Answering the question about the possibility of the Russian Federation applying "sanctions" in the form of creating obstacles at the "Upper Lars" checkpoint in response to Yerevan's actions regarding the CSTO, Gevondyan emphasized that this problem must be considered in two aspects. On the one hand, the demarches of the Armenian side towards the CSTO and Russia were noticeable and obvious, taking into account the events taking place in the country in recent years.
"Let us remember the topic of weapons that Yerevan paid for and did not receive, as a result of which anti- Russian hysteria in the country reached its climax. But in reality the situation was completely different: the weapons were manufactured, and the Armenian side was asked to take them away, which was not done, and this, in turn, led to changes in the location of these weapons. Since the Russian side often reacts late to ongoing events, and the public in Armenia is extremely sensitive in such matters, the reaction is immediately inadequate. Against the backdrop of these and other events, it is not difficult to predict that Yerevan will slowly and gradually reduce its relations with the CSTO.

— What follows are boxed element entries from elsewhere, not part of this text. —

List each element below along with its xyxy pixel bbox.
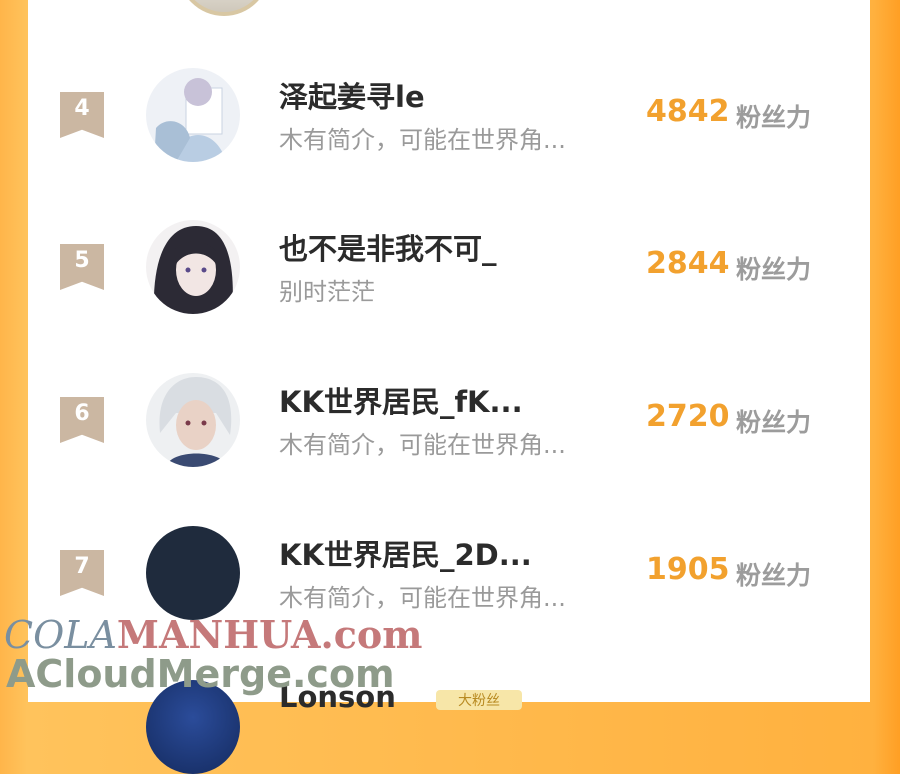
avatar-partial-top[interactable] — [178, 0, 270, 16]
user-bio: 木有简介，可能在世界角... — [279, 431, 566, 459]
user-bio: 别时茫茫 — [279, 278, 375, 306]
rank-badge: 5 — [60, 244, 104, 290]
user-name[interactable]: 也不是非我不可_ — [279, 226, 497, 268]
user-name[interactable]: KK世界居民_2D... — [279, 532, 532, 574]
fan-score: 4842 — [646, 94, 730, 129]
fan-badge: 大粉丝 — [436, 690, 522, 710]
fan-score: 1905 — [646, 552, 730, 587]
ranking-row[interactable]: 4 泽起姜寻le 木有简介，可能在世界角... 4842 粉丝力 — [28, 68, 870, 188]
ranking-panel: 4 泽起姜寻le 木有简介，可能在世界角... 4842 粉丝力 5 也不是非我… — [28, 0, 870, 774]
ranking-row[interactable]: 5 也不是非我不可_ 别时茫茫 2844 粉丝力 — [28, 220, 870, 340]
rank-badge: 4 — [60, 92, 104, 138]
user-name[interactable]: 泽起姜寻le — [279, 74, 425, 116]
fan-score-unit: 粉丝力 — [736, 561, 812, 590]
fan-score: 2844 — [646, 246, 730, 281]
user-name[interactable]: KK世界居民_fK... — [279, 379, 523, 421]
fan-score: 2720 — [646, 399, 730, 434]
avatar[interactable] — [146, 526, 240, 620]
fan-score-unit: 粉丝力 — [736, 103, 812, 132]
avatar[interactable] — [146, 373, 240, 467]
user-bio: 木有简介，可能在世界角... — [279, 126, 566, 154]
watermark-colamanhua: COLAMANHUA.com — [4, 612, 423, 657]
rank-badge: 6 — [60, 397, 104, 443]
fan-score-unit: 粉丝力 — [736, 408, 812, 437]
avatar[interactable] — [146, 68, 240, 162]
ranking-row[interactable]: 6 KK世界居民_fK... 木有简介，可能在世界角... 2720 粉丝力 — [28, 373, 870, 493]
user-bio: 木有简介，可能在世界角... — [279, 584, 566, 612]
watermark-acloudmerge: ACloudMerge.com — [6, 652, 395, 696]
fan-score-unit: 粉丝力 — [736, 255, 812, 284]
avatar[interactable] — [146, 220, 240, 314]
rank-badge: 7 — [60, 550, 104, 596]
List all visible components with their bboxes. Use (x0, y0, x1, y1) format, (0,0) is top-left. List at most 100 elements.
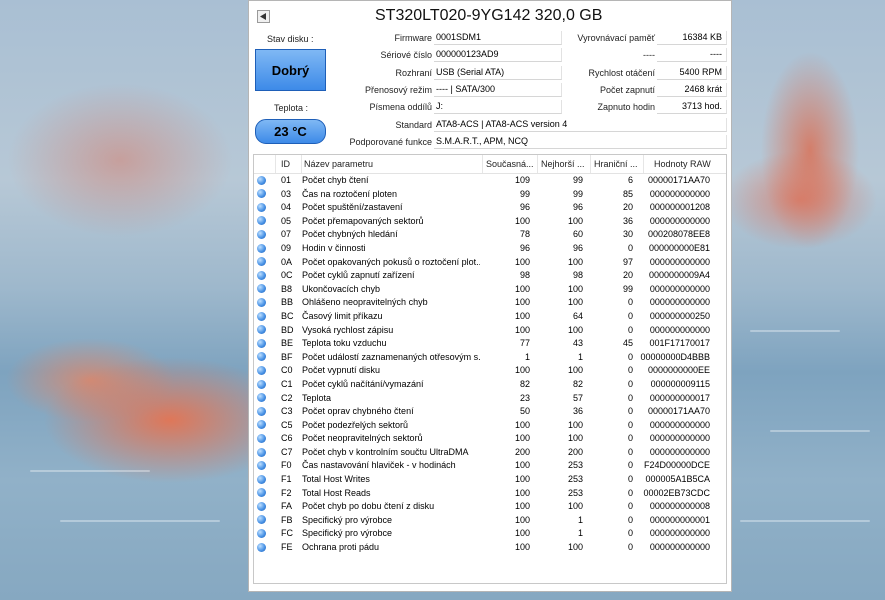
worst-value: 100 (567, 419, 583, 430)
table-body: 01 Počet chyb čtení 109 99 6 00000171AA70 03 Ča… (254, 174, 726, 555)
standard-label: Standard (395, 120, 432, 130)
current-value: 100 (514, 528, 530, 539)
header-raw[interactable]: Hodnoty RAW (654, 155, 725, 173)
status-cell (257, 324, 269, 338)
status-dot-icon (257, 189, 266, 199)
table-row[interactable]: 03 Čas na roztočení ploten 99 99 85 000000000… (254, 188, 726, 202)
header-status-col[interactable] (254, 155, 276, 173)
temperature-button[interactable]: 23 °C (255, 119, 326, 144)
threshold-value: 0 (627, 242, 633, 253)
status-cell (257, 215, 269, 229)
attribute-id: FB (281, 514, 293, 525)
current-value: 78 (519, 229, 530, 240)
attribute-id: F0 (281, 460, 292, 471)
table-row[interactable]: 07 Počet chybných hledání 78 60 30 000208078E… (254, 228, 726, 242)
worst-value: 200 (567, 446, 583, 457)
table-row[interactable]: FC Specifický pro výrobce 100 1 0 00000000000… (254, 527, 726, 541)
table-row[interactable]: C0 Počet vypnutí disku 100 100 0 0000000000EE (254, 364, 726, 378)
status-dot-icon (257, 297, 266, 307)
attribute-name: Počet chyb po dobu čtení z disku (302, 501, 435, 512)
raw-value: 0000000000EE (647, 365, 710, 376)
attribute-id: C6 (281, 433, 293, 444)
raw-value: 0000000009A4 (648, 270, 710, 281)
table-row[interactable]: BF Počet událostí zaznamenaných otřesovým… (254, 351, 726, 365)
table-row[interactable]: 0A Počet opakovaných pokusů o roztočení p… (254, 256, 726, 270)
threshold-value: 0 (627, 501, 633, 512)
current-value: 100 (514, 324, 530, 335)
unused-value: ---- (657, 48, 727, 62)
table-row[interactable]: C3 Počet oprav chybného čtení 50 36 0 0000017… (254, 405, 726, 419)
current-value: 100 (514, 365, 530, 376)
table-row[interactable]: BC Časový limit příkazu 100 64 0 000000000250 (254, 310, 726, 324)
table-row[interactable]: BB Ohlášeno neopravitelných chyb 100 100 0 00… (254, 296, 726, 310)
table-row[interactable]: F2 Total Host Reads 100 253 0 00002EB73CDC (254, 487, 726, 501)
health-status-button[interactable]: Dobrý (255, 49, 326, 91)
attribute-name: Specifický pro výrobce (302, 514, 393, 525)
firmware-label: Firmware (394, 33, 433, 43)
header-worst[interactable]: Nejhorší ... (541, 155, 591, 173)
table-row[interactable]: B8 Ukončovacích chyb 100 100 99 000000000000 (254, 283, 726, 297)
raw-value: 000000000000 (649, 433, 710, 444)
status-dot-icon (257, 542, 266, 552)
table-row[interactable]: F0 Čas nastavování hlaviček - v hodinách 1… (254, 459, 726, 473)
status-cell (257, 487, 269, 501)
attribute-id: 0C (281, 270, 293, 281)
table-row[interactable]: 04 Počet spuštění/zastavení 96 96 20 00000000… (254, 201, 726, 215)
table-row[interactable]: 01 Počet chyb čtení 109 99 6 00000171AA70 (254, 174, 726, 188)
threshold-value: 0 (627, 446, 633, 457)
attribute-name: Specifický pro výrobce (302, 528, 393, 539)
table-row[interactable]: C1 Počet cyklů načítání/vymazání 82 82 0 0000… (254, 378, 726, 392)
status-cell (257, 283, 269, 297)
header-current[interactable]: Současná... (486, 155, 538, 173)
attribute-name: Počet chybných hledání (302, 229, 398, 240)
temperature-label: Teplota : (274, 103, 309, 113)
worst-value: 1 (577, 514, 583, 525)
standard-value: ATA8-ACS | ATA8-ACS version 4 (434, 118, 727, 132)
raw-value: 00002EB73CDC (643, 487, 710, 498)
smart-attributes-table[interactable]: ID Název parametru Současná... Nejhorší … (253, 154, 727, 584)
status-cell (257, 228, 269, 242)
current-value: 100 (514, 501, 530, 512)
table-row[interactable]: 0C Počet cyklů zapnutí zařízení 98 98 20 0000… (254, 269, 726, 283)
table-row[interactable]: F1 Total Host Writes 100 253 0 000005A1B5CA (254, 473, 726, 487)
attribute-name: Ohlášeno neopravitelných chyb (302, 297, 428, 308)
attribute-id: 04 (281, 202, 292, 213)
raw-value: 000000000001 (649, 514, 710, 525)
table-row[interactable]: FB Specifický pro výrobce 100 1 0 00000000000… (254, 514, 726, 528)
header-id[interactable]: ID (280, 155, 302, 173)
table-row[interactable]: FA Počet chyb po dobu čtení z disku 100 100… (254, 500, 726, 514)
current-value: 23 (519, 392, 530, 403)
raw-value: 00000171AA70 (647, 175, 710, 185)
table-row[interactable]: C2 Teplota 23 57 0 000000000017 (254, 392, 726, 406)
raw-value: 000000000000 (649, 215, 710, 226)
raw-value: 000000000000 (649, 324, 710, 335)
header-threshold[interactable]: Hraniční ... (594, 155, 644, 173)
table-row[interactable]: 05 Počet přemapovaných sektorů 100 100 36 000… (254, 215, 726, 229)
table-row[interactable]: C7 Počet chyb v kontrolním součtu UltraDM… (254, 446, 726, 460)
raw-value: 000000001208 (649, 202, 710, 213)
power-on-hours-value: 3713 hod. (657, 100, 727, 114)
table-row[interactable]: BD Vysoká rychlost zápisu 100 100 0 000000000… (254, 324, 726, 338)
current-value: 100 (514, 215, 530, 226)
raw-value: 000000000250 (649, 310, 710, 321)
table-row[interactable]: 09 Hodin v činnosti 96 96 0 000000000E81 (254, 242, 726, 256)
table-row[interactable]: C5 Počet podezřelých sektorů 100 100 0 000000… (254, 419, 726, 433)
status-dot-icon (257, 433, 266, 443)
buffer-label: Vyrovnávací paměť (577, 33, 655, 43)
table-row[interactable]: FE Ochrana proti pádu 100 100 0 000000000000 (254, 541, 726, 555)
table-row[interactable]: BE Teplota toku vzduchu 77 43 45 001F17170017 (254, 337, 726, 351)
worst-value: 99 (572, 175, 583, 185)
threshold-value: 0 (627, 514, 633, 525)
worst-value: 100 (567, 501, 583, 512)
header-name[interactable]: Název parametru (304, 155, 483, 173)
current-value: 98 (519, 270, 530, 281)
health-label: Stav disku : (267, 34, 314, 44)
attribute-name: Počet chyb čtení (302, 175, 369, 185)
threshold-value: 6 (627, 175, 633, 185)
table-row[interactable]: C6 Počet neopravitelných sektorů 100 100 0 00… (254, 432, 726, 446)
back-button[interactable] (257, 10, 270, 23)
status-dot-icon (257, 352, 266, 362)
attribute-name: Počet chyb v kontrolním součtu UltraDMA (302, 446, 469, 457)
status-cell (257, 174, 269, 188)
current-value: 100 (514, 460, 530, 471)
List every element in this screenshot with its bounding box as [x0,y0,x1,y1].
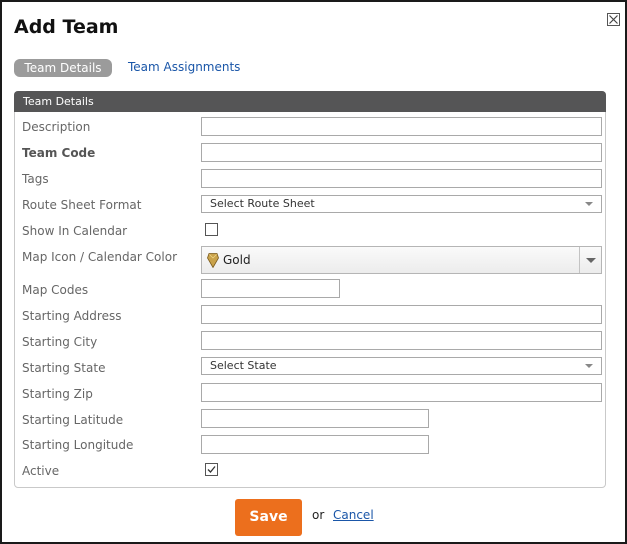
cancel-link[interactable]: Cancel [333,508,374,522]
description-label: Description [22,120,91,134]
route-sheet-format-value: Select Route Sheet [210,197,315,210]
gold-gem-icon [207,253,219,272]
team-code-input[interactable] [201,143,602,162]
tags-label: Tags [22,172,49,186]
map-icon-color-label: Map Icon / Calendar Color [22,250,177,264]
show-in-calendar-label: Show In Calendar [22,224,128,238]
team-code-label: Team Code [22,146,96,160]
starting-city-input[interactable] [201,331,602,350]
or-text: or [312,508,325,522]
starting-latitude-input[interactable] [201,409,429,428]
starting-state-select[interactable]: Select State [201,357,602,375]
chevron-down-icon [586,258,596,263]
starting-address-input[interactable] [201,305,602,324]
dialog-title: Add Team [14,16,119,38]
description-input[interactable] [201,117,602,136]
close-icon[interactable] [607,13,620,26]
route-sheet-format-select[interactable]: Select Route Sheet [201,195,602,213]
starting-zip-input[interactable] [201,383,602,402]
starting-latitude-label: Starting Latitude [22,413,124,427]
chevron-down-icon [585,202,593,206]
active-checkbox[interactable] [205,463,218,476]
starting-longitude-input[interactable] [201,435,429,454]
starting-zip-label: Starting Zip [22,387,93,401]
chevron-down-icon [585,364,593,368]
starting-state-label: Starting State [22,361,106,375]
tab-team-assignments[interactable]: Team Assignments [128,60,240,74]
tags-input[interactable] [201,169,602,188]
starting-address-label: Starting Address [22,309,122,323]
route-sheet-format-label: Route Sheet Format [22,198,142,212]
starting-city-label: Starting City [22,335,98,349]
show-in-calendar-checkbox[interactable] [205,223,218,236]
checkmark-icon [207,466,216,473]
map-icon-color-select[interactable]: Gold [201,246,602,274]
starting-state-value: Select State [210,359,277,372]
panel-header: Team Details [14,91,606,112]
active-label: Active [22,464,60,478]
add-team-dialog: Add Team Team Details Team Assignments T… [0,0,627,544]
map-codes-label: Map Codes [22,283,89,297]
map-codes-input[interactable] [201,279,340,298]
save-button[interactable]: Save [235,499,302,536]
dropdown-arrow[interactable] [579,247,601,273]
map-icon-color-value: Gold [223,253,251,267]
starting-longitude-label: Starting Longitude [22,438,134,452]
tab-team-details[interactable]: Team Details [14,59,112,77]
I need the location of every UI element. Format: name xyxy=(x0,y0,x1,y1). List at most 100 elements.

A clear confirmation of this is all the processes that we are witnessing: non-participation in numerous CSTO events in various formats, public refusals to participate, a decrease in the levels of representation of delegations. All of this, on the one hand, are demarches, and on the other hand, the ground is being prepared for the parallel use of other security systems in Armenia. Meanwhile, according to the CSTO charter, its states cannot enter into relations with other blocs. This means that at some stage Armenia will have to decide on a choice: to remain in the CSTO or leave this structure, thereby entering an incomprehensible and dangerous situation," noted Alen Gevondyan.
The expert does not share the enthusiasm of a number of experts on this matter who are in favor of the country joining NATO. "They apparently have no idea about the North Atlantic Alliance, the procedures, the standards in accordance with which new members are admitted, and therefore they should not concentrate on this," the political scientist noted.
As for the situation at the Upper Lars checkpoint, as Alen Gevondyan noted, states that have friendly relations with the Russian Federation, trust and money, have active partnerships. Whether there are truly technical problems at the checkpoint or whether they are related to political processes remains in question. "But we all must understand that the process of assessing the quality of exported goods, to which Moscow often turned a blind eye, will no longer work, since the approaches of the Armenian authorities have changed diametrically. When we listen to the Prime Minister of the Republic of Armenia Nikol Pashinyan, we get the feeling that we are listening to the speech of the former President of Georgia Mikheil Saakashvili, which, given the limited resources of the state and its geopolitical position, is fraught with more than serious problems.